Durante 40 años, legitimaron la dictadura de diferentes formas. La más significativa fue la firma del Concordato entre la santa sede y el gobierno español en 1953. En un acto de “amnesia” colectiva guardaron un silencio sepulcral sobre los cientos de miles de represaliados de la dictadura. Y no porque desconocieran la masiva represión. La conocían de primera mano, ya que los capellanes de las cárceles estaban prestos a atender (¿cristianamente?) a los condenados sin levantar la voz para denunciar los crímenes del dictador contra personas inocentes y sin mostrar el más mínimo sentido de compasión con las víctimas, como era de esperar de quienes se llamaban seguidores de Jesús de Nazaret.
Cuando se aprobó, tardíamente y con muchas restricciones, la Ley de Memoria Histórica, los obispos la calificaron de selectiva y excluyente, cuando se trataba de un acto de justicia y de rehabilitación de las víctimas sometidas durante décadas al desprecio, el escarnio y el olvido, muchas veces con la complicidad de algunos sectores de la Iglesia Católica. Mientras tanto, con el apoyo incondicional de Juan Pablo II y de Benedicto XVI, iniciaron una masiva campaña de beatificaciones y canonizaciones de los mártires de la “Cruzada”. ¿No era esa campaña un acto de memoria selectiva y excluyente? Juan XXIII y Pablo VI, conscientes de que acciones de ese tipo no contribuían al diálogo y a la reconciliación, se negaron a apoyar dichas iniciativas.

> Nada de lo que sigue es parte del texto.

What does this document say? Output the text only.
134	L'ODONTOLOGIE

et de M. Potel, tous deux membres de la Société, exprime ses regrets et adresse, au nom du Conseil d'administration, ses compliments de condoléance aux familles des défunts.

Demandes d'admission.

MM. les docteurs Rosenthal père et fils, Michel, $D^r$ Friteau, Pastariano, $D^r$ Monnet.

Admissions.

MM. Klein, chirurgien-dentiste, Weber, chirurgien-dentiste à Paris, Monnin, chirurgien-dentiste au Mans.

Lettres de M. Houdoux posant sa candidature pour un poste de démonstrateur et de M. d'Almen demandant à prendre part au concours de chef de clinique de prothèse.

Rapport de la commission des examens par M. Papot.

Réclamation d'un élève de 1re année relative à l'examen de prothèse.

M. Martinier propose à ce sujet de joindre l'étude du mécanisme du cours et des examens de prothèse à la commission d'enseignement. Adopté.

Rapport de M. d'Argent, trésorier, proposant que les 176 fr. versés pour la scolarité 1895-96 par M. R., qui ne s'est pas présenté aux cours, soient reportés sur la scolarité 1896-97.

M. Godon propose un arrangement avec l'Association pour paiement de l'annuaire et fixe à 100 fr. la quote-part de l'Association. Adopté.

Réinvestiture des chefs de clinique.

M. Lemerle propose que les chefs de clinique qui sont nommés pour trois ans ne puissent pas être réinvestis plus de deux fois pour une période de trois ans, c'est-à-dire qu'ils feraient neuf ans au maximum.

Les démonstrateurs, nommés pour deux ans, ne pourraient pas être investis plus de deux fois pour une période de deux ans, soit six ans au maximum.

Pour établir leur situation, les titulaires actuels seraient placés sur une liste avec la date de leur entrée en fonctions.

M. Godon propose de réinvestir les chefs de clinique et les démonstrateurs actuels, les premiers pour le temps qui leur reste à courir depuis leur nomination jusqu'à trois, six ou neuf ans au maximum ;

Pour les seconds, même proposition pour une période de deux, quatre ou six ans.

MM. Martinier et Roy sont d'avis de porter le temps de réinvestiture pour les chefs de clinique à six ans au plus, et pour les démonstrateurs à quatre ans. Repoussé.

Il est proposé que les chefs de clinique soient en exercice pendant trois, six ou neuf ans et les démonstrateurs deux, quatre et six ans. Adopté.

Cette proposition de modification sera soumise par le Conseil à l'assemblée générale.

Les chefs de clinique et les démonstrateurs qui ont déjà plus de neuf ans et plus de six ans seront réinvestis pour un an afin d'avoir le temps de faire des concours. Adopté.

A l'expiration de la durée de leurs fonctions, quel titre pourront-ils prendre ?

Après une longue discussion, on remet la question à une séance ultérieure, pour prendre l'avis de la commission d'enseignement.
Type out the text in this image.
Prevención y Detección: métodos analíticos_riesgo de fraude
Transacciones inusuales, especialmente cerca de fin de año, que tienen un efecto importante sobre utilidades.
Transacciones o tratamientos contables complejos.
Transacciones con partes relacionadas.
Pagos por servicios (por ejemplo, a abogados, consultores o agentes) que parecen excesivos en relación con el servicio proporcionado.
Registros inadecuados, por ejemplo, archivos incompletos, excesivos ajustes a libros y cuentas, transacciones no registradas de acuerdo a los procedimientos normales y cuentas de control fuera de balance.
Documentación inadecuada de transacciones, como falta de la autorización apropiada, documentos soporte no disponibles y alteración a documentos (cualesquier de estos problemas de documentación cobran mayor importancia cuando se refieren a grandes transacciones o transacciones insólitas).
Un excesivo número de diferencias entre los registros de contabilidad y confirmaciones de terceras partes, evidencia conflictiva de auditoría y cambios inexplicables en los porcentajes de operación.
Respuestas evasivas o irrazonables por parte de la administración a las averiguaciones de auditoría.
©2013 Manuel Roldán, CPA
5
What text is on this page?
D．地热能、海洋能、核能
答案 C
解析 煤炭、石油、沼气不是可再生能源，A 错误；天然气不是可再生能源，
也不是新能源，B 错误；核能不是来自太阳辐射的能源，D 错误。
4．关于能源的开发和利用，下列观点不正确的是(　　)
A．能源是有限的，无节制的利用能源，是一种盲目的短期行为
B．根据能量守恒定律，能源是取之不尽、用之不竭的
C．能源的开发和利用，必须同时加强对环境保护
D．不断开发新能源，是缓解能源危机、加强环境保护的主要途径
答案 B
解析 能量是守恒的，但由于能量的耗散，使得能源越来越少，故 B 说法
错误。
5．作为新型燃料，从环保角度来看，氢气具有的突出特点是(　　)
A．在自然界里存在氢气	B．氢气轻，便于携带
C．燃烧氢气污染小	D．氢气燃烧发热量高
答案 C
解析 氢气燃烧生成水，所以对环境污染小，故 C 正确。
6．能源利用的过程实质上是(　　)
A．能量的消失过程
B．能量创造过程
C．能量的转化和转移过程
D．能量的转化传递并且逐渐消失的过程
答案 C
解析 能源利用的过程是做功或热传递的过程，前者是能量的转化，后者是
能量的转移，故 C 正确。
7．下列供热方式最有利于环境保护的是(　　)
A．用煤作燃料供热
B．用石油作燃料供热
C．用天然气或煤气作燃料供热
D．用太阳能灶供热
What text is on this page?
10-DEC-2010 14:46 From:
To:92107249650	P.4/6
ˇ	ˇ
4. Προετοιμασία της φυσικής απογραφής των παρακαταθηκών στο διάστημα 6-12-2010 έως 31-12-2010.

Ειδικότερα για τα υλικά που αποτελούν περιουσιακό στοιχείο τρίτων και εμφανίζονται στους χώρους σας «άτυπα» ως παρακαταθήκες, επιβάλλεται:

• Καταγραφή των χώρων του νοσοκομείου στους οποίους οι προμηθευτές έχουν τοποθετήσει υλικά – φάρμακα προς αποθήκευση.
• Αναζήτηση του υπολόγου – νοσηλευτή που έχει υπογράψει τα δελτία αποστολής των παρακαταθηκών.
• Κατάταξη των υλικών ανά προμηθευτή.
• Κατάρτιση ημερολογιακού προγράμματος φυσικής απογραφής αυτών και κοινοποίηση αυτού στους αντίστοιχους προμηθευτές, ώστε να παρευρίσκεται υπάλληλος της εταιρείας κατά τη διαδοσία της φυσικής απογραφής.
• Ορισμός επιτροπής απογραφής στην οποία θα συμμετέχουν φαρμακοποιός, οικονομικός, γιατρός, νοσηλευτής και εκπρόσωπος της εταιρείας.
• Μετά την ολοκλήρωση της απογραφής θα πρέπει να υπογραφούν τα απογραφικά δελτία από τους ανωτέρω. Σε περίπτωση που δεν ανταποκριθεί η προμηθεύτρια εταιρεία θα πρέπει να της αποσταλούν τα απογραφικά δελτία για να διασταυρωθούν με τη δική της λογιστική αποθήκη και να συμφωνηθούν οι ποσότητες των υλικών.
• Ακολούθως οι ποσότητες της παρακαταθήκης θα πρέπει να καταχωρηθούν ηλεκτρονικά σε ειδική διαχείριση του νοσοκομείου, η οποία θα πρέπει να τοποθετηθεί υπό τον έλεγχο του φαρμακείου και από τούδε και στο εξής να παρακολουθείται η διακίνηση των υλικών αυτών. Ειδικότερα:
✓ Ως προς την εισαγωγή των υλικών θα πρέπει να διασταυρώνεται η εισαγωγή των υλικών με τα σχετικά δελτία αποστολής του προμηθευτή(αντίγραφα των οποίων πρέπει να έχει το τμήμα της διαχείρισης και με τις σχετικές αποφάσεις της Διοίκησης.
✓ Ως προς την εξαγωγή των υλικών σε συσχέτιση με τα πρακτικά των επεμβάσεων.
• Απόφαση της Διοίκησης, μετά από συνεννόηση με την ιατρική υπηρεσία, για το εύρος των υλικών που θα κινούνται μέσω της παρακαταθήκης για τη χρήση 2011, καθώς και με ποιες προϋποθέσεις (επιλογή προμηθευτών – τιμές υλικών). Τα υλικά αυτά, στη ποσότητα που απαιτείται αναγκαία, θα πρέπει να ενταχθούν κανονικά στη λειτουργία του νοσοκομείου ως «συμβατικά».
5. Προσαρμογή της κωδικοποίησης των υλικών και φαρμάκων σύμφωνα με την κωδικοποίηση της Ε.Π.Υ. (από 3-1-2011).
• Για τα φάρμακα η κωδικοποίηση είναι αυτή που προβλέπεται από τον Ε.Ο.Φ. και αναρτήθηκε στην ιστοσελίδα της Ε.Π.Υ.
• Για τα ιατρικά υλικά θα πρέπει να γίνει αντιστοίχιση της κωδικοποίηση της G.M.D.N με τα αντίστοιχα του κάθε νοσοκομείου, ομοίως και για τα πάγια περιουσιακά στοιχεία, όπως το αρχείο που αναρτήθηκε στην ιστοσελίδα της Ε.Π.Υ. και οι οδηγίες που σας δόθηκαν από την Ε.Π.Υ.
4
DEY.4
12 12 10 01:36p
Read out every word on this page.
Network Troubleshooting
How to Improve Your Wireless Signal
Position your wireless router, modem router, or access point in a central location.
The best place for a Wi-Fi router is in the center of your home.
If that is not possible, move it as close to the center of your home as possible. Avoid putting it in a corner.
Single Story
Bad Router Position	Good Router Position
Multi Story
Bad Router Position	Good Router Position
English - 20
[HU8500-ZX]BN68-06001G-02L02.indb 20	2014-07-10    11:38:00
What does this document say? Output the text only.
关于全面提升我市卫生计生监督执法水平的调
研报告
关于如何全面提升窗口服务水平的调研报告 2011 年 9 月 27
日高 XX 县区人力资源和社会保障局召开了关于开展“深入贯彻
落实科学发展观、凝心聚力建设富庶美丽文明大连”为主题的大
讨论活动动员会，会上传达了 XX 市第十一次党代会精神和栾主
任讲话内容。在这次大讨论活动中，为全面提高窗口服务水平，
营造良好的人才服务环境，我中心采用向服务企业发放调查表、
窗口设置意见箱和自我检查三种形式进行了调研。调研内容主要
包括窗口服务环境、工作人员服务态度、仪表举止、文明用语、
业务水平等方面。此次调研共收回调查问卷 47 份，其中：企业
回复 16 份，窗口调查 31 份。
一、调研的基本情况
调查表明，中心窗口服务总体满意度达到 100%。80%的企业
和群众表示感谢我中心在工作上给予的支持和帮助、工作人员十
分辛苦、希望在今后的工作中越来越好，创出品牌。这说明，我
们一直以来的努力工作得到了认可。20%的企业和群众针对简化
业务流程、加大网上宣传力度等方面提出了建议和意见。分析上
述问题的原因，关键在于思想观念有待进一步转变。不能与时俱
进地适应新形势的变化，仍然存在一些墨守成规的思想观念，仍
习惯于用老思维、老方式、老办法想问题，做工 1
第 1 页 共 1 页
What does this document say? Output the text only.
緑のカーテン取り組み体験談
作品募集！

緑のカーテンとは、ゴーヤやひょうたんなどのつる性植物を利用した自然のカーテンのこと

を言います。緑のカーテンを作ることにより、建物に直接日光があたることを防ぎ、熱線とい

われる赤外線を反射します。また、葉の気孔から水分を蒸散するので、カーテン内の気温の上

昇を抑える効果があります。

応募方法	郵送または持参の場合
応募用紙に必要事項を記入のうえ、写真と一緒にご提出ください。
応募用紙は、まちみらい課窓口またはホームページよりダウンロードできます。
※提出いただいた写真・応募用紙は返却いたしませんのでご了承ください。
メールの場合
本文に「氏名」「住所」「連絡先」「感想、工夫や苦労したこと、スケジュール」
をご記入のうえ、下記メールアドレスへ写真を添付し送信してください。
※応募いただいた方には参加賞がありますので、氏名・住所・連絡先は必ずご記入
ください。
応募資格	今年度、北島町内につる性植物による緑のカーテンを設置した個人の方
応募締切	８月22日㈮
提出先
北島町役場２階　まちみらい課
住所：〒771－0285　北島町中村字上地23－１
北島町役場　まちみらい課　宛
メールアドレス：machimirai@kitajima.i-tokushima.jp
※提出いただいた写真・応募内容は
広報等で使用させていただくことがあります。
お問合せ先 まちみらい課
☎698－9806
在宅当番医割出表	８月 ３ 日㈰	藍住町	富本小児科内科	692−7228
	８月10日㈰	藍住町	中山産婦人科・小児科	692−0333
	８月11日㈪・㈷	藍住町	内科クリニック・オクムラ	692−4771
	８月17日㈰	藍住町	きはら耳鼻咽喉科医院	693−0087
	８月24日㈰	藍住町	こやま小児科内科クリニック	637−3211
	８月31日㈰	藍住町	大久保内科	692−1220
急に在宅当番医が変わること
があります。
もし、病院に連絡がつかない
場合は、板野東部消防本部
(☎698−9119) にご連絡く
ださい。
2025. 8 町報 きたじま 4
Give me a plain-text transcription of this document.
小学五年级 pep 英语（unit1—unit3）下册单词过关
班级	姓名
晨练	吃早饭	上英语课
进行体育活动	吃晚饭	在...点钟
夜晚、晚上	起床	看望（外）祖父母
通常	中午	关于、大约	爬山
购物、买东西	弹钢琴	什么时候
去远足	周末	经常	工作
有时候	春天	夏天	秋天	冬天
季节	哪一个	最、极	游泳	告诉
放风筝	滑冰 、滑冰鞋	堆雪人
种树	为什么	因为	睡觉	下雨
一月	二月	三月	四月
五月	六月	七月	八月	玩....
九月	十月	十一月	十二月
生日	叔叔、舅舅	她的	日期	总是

Han pasado casi 40 años de la muerte de Franco y todavía los obispos españoles no han dado muestra colectiva alguna de petición de perdón por su colaboración en el derrocamiento de la República, el apoyo al golpe de Estado de 1936, la legitimación de la dictadura y su falta de compasión con las víctimas de la represión franquista. Todo lo contrario: han hecho oídos sordos a las demandas en esa dirección que vienen de sectores de dentro y de fuera –por ejemplo, el movimiento de Cristianos y Cristianas de Base y los colectivos de la Memoria Histórica– porque se creen víctimas. Con celebraciones como la de Tarragona, lejos restañar las heridas del pasado, lo que hacen es abrirlas más. Por eso seguimos esperando de los obispos el gesto de petición de perdón, que redundaría en beneficio de toda la sociedad y de la propia Iglesia Católica. ¡Señores obispos, no nos defrauden!